Claude Dambreville |
Les Port-au-Princiennes et les Port-au-Princiens des années
trente et quarante se souviennent probablement de l'époque où, chaque année,
dans la soirée des trois jours gras, il y avait une dizaine de bals masqués à
Port-au-Prince. Certaines de ces réunions, principalement celles de la zone du
Champ de Mars, étaient connues dans le public sous l'appellation péjorative de
"bals criminels".
Qu'est-ce qui avait bien pu être la cause d'une telle
dénomination ? Un acte sanglant avait-il été commis autrefois dans l'un de ces
bals? Pas du tout. En pareille occurrence, le mot "criminel"
s'appliquait plutôt à l'inobservance des lois sociales et morales, ainsi qu'à
l'ambiance de dépravation qui régnait dans ces lieux de folle dissipation, ce
qui, en plein cœur de la capitale, et de l'avis de plusieurs "collet monté"
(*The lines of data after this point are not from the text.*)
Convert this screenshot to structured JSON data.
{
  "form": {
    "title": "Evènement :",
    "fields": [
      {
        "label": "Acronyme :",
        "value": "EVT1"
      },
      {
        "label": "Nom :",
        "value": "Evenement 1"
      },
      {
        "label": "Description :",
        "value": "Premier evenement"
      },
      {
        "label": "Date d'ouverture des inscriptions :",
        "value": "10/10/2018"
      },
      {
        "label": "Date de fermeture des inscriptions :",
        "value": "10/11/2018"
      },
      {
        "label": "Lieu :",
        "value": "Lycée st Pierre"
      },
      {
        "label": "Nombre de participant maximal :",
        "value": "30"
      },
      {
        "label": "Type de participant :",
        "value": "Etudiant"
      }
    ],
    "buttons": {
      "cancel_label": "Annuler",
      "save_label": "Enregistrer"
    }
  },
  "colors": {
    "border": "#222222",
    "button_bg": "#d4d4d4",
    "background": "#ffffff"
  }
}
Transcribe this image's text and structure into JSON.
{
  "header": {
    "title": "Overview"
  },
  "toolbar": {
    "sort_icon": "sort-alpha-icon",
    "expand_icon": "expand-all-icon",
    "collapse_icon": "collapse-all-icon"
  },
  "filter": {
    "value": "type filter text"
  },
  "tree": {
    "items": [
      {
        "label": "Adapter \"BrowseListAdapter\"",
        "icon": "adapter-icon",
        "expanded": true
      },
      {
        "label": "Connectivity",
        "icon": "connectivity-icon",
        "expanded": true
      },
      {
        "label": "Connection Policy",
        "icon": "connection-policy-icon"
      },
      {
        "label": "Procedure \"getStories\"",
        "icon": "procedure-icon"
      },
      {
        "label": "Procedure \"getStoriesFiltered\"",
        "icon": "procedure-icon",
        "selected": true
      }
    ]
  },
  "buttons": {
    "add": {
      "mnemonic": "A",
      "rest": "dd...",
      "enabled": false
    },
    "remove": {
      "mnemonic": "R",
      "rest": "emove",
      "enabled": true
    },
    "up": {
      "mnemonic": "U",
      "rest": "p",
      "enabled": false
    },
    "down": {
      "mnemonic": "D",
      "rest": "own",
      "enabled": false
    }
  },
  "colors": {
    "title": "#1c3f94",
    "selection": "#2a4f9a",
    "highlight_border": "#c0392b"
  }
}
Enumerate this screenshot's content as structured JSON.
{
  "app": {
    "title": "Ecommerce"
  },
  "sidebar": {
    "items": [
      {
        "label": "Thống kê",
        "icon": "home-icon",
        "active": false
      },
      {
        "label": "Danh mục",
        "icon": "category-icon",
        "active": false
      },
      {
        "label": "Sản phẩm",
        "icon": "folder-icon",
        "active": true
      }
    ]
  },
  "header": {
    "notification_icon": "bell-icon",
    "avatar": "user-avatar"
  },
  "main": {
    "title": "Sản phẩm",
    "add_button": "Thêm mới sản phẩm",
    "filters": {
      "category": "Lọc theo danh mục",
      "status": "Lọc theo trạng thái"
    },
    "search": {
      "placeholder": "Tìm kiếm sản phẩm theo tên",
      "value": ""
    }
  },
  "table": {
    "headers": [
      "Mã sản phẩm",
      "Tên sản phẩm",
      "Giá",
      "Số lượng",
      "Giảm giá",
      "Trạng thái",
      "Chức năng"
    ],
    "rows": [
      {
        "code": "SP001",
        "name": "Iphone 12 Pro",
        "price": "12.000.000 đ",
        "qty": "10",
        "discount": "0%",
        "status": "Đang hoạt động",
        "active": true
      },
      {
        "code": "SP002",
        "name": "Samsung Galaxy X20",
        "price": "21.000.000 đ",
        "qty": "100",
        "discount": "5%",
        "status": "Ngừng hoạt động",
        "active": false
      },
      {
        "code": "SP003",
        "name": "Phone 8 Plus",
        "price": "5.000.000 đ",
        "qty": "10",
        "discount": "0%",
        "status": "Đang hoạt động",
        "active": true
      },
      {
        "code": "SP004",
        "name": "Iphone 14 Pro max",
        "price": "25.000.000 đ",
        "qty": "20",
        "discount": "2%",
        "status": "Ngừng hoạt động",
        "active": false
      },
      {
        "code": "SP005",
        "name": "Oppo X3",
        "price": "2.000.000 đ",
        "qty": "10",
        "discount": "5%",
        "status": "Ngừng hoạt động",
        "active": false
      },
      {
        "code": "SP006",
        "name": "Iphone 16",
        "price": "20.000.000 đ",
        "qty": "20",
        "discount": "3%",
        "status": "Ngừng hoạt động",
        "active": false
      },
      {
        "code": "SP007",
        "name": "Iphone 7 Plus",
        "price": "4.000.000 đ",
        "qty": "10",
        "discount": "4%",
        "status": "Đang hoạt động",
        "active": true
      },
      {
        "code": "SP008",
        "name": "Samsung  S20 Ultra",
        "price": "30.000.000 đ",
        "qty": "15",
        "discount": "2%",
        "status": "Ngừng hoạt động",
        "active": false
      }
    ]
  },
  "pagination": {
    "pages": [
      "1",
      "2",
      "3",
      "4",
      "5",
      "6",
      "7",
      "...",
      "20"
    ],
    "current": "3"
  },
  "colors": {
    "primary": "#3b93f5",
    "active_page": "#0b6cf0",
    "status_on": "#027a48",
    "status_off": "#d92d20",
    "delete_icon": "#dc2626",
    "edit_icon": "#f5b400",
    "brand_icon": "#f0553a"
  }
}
et "enfants de Marie", constituait un vrai crime. En résumé, on peut
dire que l'adjectif "criminel" qui qualifiait ces bals, prenait à
l'occasion le sens de "illicite", "condamnable", et
"contraire aux lois divines et morales".
Pour commencer, bon nombre de Messieurs se présentaient à
ces soirées de dérèglement, accompagnés de filles (manifestement de petite
vertu) portant des déguisements aussi excentriques qu'osés , ce qui, dans la
foule des curieux groupés à l'entrée de ces bals, provoquait de temps en temps
des "oh" d'ahurissement ou de protestation. Outrancièrement choquants
pour une période où la "bonne société" de chez nous se drapait encore
dans des pudibonderies sophistiquées, les déguisements de ces dames de mœurs
légères laissaient trop de cuisses dodues, trop de seins opulents, et trop de
fesses charnues, presque entièrement à découvert.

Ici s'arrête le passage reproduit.